Similarly, we are about to embark on a global negotiation to stem the tide of plastic pollution into the ocean and environment. Much of plastic pollution – which can take centuries to degrade – ends up in the ocean. It spreads to every place (literally) on the planet, from the belly of an animal in remote Antarctica to the highest mountains in the Himalayas to the deepest trenches of the ocean. A plastic bag has an average usable life of just 12 minutes but will survive in the marine environment for thousands of years. According to the UN, the world produces about 300 million tons of plastic waste each year. That amount is almost as much as the combined weight of every person on the planet. We must get this global challenge under control, too. Indeed, hundreds of businesses and consumers everywhere have called on UN member states to develop a global agreement on plastic pollution, and we hope to help lead that effort when it begins next month.

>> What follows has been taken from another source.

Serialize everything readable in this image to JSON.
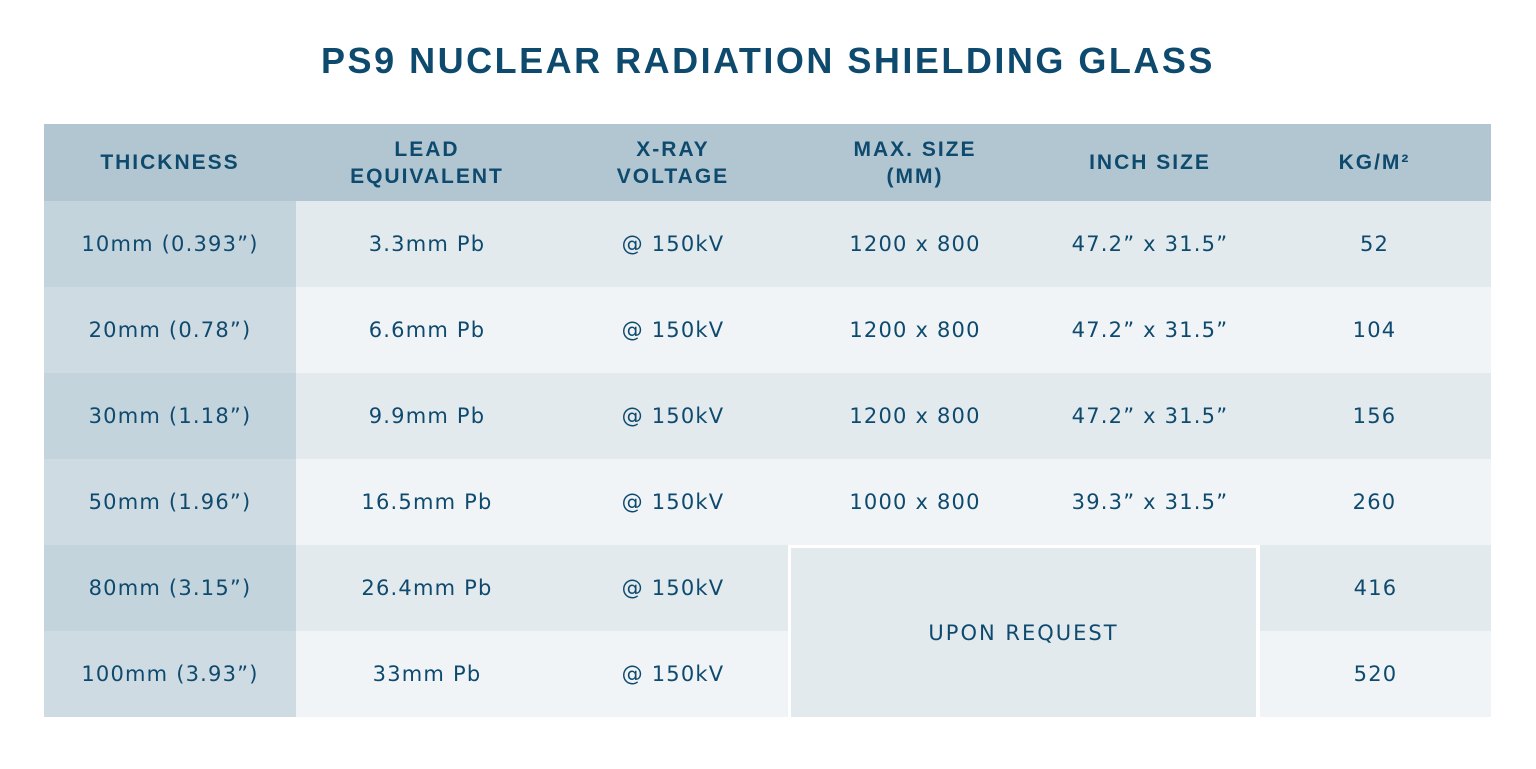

And at the global climate negotiations in Glasgow last November, U.S. negotiators helped to enhance direct engagement between Indigenous peoples and governments, including through the work of the Local Communities and Indigenous Peoples Platform. The Glasgow Climate Pact also emphasizes “the important role of indigenous peoples’ and local communities’ culture and knowledge in effective action on climate change and urges Parties to actively involve indigenous peoples and local communities in designing and implementing climate action.” And yet, there is so much more to do to make good on our commitment to working with Indigenous peoples to address the climate crisis.  OES is committed to this work.

To live up to Dr. King’s vision, the OES Bureau will use every international meeting and forum – like the Our Ocean Conference in April, the UN Environment Assembly, and the Summit of the Americas – to create new alliances, modernize old ones, and broaden global coalitions to conserve and restore nature to provide a healthier future for all.

Only through uniting the diversity of global voices and experiences, fully understanding the existing and expanding inequities that these global challenges expose, and implementing inclusive solutions, can we overcome our interrelated existential challenges. But we shall overcome them. Together.